Seul privé de l'île, Al prend les affaires comme elles se présentent, mais comme il ne se passe pas grand-chose à Tahiti, les finances sont toujours au plus bas ! Naïf, il est aussi désabusé, un peu dépressif, mais gentil, serviable. Il est fou amoureux de Lyao-Li, "la plus belle manchote du monde" dont un bras a été emporté par un requin. Elle est spontanée, vivante, farfelue. En fait, elle est un peu l'Arlésienne de ce triple récit ! le lecteur la voit peu dans le premier tome, mais entend sans arrêt parler d'elle par Al qui aime tant partager sa vie, mais déteste son chien Baldwin, un petit Chihuahua capricieux. Elle est omniprésente dans le second, mais le corps entièrement brûlé au vitriol par des bandits qui l'avaient enlevée, elle est dans le coma.

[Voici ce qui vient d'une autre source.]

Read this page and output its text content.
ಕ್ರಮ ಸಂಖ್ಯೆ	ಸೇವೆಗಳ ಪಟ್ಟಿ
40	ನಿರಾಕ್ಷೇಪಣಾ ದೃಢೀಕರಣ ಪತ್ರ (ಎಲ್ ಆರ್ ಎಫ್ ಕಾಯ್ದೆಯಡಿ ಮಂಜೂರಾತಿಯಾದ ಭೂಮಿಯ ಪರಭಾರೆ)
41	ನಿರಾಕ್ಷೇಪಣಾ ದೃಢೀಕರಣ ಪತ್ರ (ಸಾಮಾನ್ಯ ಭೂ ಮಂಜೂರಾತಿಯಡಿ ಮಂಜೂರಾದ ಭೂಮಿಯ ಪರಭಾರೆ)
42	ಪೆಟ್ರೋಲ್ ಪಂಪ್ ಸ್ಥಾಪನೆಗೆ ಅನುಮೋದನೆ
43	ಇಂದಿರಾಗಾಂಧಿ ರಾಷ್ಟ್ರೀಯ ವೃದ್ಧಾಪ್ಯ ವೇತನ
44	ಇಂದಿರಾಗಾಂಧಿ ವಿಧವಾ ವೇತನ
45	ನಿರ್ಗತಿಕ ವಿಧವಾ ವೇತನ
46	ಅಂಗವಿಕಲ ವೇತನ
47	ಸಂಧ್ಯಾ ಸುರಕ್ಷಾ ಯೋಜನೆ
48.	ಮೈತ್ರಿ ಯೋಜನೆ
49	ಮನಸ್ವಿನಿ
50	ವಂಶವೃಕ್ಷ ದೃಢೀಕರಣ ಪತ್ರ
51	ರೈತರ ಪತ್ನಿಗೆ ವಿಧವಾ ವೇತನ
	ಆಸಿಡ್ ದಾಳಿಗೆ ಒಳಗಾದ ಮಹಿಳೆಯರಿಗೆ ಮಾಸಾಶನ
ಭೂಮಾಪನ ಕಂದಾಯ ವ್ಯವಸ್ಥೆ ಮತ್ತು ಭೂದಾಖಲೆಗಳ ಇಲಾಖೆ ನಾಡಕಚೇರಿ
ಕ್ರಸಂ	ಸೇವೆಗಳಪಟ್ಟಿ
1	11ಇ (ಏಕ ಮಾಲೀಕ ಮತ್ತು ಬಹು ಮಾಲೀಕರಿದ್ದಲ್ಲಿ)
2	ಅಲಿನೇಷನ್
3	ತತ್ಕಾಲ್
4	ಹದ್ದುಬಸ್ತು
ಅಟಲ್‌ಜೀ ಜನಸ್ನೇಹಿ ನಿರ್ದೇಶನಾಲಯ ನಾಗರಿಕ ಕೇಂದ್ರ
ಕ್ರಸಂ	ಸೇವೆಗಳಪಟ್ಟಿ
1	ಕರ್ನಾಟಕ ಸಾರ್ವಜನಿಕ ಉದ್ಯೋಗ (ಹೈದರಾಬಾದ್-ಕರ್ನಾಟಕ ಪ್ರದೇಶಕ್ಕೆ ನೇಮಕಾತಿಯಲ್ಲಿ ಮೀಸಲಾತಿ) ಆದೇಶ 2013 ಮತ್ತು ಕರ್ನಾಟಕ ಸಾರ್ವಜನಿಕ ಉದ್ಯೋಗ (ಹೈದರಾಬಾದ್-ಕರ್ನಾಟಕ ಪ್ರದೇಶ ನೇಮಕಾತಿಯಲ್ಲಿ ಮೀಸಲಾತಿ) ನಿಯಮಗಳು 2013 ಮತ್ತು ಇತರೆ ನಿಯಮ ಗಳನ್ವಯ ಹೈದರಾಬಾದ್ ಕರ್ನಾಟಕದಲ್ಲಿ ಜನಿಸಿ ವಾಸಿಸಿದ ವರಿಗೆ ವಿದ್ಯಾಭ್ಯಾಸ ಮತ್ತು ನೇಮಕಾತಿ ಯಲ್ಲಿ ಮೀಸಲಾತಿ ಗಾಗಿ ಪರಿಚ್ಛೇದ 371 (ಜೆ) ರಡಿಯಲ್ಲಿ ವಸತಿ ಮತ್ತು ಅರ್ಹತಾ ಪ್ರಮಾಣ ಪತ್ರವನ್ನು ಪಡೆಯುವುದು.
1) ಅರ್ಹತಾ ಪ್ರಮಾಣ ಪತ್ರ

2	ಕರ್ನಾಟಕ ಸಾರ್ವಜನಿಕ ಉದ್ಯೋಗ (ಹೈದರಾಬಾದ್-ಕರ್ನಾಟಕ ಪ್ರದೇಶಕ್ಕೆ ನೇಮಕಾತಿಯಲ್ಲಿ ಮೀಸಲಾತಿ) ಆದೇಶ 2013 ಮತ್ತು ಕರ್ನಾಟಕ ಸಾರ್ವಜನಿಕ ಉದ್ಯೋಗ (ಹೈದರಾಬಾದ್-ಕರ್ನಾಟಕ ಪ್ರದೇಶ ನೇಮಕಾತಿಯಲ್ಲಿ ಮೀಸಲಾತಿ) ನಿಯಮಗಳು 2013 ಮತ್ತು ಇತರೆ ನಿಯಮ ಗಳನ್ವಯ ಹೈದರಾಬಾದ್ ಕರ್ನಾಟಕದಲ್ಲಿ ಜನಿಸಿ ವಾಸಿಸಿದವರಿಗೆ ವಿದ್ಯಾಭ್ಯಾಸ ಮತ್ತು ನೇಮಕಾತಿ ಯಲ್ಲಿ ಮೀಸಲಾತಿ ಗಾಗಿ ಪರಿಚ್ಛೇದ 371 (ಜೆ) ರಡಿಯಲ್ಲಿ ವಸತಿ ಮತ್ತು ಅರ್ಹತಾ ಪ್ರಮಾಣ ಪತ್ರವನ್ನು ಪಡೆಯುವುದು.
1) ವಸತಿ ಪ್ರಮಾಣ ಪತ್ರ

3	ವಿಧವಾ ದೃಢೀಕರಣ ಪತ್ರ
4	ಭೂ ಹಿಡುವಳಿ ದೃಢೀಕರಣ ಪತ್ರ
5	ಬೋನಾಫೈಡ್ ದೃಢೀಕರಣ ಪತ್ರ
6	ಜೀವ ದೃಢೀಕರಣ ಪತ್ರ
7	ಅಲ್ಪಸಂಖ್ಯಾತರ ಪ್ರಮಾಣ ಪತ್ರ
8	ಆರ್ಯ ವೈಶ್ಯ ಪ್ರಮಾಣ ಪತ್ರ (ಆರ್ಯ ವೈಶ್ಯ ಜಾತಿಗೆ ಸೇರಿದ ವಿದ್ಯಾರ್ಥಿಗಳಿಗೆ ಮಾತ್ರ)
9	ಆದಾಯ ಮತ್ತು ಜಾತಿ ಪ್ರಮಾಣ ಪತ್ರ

Elle est rescapée dans le troisième grâce à la médecine d'un vieux sorcier, mais…
Mamie Gyani, mère aimante et maternante d'Al, veuve depuis de longues années, vive, truculente, réaliste ou un peu mystique, figure importante de l'île, est aussi familière avec l'archevêque de Papeete qu'avec les autochtones, ou qu'avec Michel Drûcker quand il vient en visite. Et tout le monde la connaît. Naïve, elle s'amuse comme une enfant en se couvrant des magnifiques bijoux volés (évoqués plus bas) dont Al va apprendre qu'ils sont depuis des années cachés chez elle ; mais scrupuleusement honnête, elle les remet dans leur cachette en attendant de pouvoir les restituer à la police. Elle vit dans un jardin de rêve, où se conjuguent toutes les senteurs des plantes exotiques.

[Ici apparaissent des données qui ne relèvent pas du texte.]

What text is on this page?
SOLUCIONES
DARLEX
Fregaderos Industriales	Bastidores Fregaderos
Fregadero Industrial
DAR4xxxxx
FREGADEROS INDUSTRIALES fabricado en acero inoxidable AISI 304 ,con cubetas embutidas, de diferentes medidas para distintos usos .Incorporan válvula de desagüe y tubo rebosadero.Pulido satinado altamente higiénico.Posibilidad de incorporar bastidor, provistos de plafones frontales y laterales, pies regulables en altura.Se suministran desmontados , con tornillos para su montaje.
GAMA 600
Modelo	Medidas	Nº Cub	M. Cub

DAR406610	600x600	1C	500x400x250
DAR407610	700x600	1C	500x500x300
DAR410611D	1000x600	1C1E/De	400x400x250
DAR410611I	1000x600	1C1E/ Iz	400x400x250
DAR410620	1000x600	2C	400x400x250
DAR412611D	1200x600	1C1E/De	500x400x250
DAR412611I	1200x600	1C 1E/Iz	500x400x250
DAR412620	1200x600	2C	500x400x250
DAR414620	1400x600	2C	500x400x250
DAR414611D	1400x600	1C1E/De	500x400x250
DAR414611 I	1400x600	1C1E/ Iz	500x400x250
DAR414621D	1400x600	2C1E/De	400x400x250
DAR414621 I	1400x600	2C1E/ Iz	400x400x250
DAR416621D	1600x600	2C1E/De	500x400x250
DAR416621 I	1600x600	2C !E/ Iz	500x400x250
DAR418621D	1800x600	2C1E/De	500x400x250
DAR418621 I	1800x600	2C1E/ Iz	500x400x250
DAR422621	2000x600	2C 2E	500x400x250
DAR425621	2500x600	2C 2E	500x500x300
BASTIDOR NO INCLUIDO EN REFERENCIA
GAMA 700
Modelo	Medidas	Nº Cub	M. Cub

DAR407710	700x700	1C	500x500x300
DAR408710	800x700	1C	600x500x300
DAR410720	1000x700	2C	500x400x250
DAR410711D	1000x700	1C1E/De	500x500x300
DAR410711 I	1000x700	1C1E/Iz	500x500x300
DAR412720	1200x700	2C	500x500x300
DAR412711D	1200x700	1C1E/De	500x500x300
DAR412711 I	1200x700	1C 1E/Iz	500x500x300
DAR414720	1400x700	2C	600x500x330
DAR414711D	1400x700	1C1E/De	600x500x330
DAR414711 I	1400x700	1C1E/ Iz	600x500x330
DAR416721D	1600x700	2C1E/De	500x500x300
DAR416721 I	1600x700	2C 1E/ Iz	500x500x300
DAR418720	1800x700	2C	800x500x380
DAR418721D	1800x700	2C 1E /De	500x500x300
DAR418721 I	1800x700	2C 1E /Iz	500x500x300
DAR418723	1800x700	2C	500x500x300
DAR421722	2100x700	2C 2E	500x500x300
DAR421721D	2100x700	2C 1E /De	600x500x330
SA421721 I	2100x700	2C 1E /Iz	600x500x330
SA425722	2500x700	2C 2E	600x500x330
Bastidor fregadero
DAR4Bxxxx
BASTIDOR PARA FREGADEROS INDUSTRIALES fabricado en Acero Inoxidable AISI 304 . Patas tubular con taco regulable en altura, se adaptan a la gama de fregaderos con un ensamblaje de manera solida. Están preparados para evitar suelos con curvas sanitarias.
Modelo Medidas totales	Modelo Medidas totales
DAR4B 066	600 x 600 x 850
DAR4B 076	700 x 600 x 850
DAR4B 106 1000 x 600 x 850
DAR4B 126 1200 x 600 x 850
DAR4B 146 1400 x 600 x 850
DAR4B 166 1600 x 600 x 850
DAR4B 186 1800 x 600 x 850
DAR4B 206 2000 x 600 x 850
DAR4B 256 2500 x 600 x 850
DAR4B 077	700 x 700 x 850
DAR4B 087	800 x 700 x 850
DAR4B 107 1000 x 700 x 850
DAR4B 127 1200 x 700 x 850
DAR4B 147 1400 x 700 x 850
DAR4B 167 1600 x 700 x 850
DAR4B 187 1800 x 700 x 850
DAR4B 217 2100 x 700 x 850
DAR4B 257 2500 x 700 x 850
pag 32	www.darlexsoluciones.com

Le meilleur ami d'Al est le commissaire Philibert Sandona, alias Sando, "Bel homme, Burt Reynolds avec deux tresses en plus". "Côté vannes, il n'a pas fait l'école du rire. Mais on s'y fait". Il est souvent un peu lourd, surtout lorsqu'il accoste immanquablement Al par un "Salut Al-zheimer ; Salut Al-lo, Salut la myg-Al ; etc." qu'il est le seul à trouver drôle ! Il pique des colères homériques renforcées de jurons, s'énerve contre ses adjoints tahitiens qui laissent couler la vie comme elle vient, mais aussi contre les Métropolitains dont le rythme est trop trépidant à son goût. Insouciant, amoureux immodéré des femmes, il est inconditionnellement l'ami d'Al, au point de risquer sa vie et sa carrière pour le sauver !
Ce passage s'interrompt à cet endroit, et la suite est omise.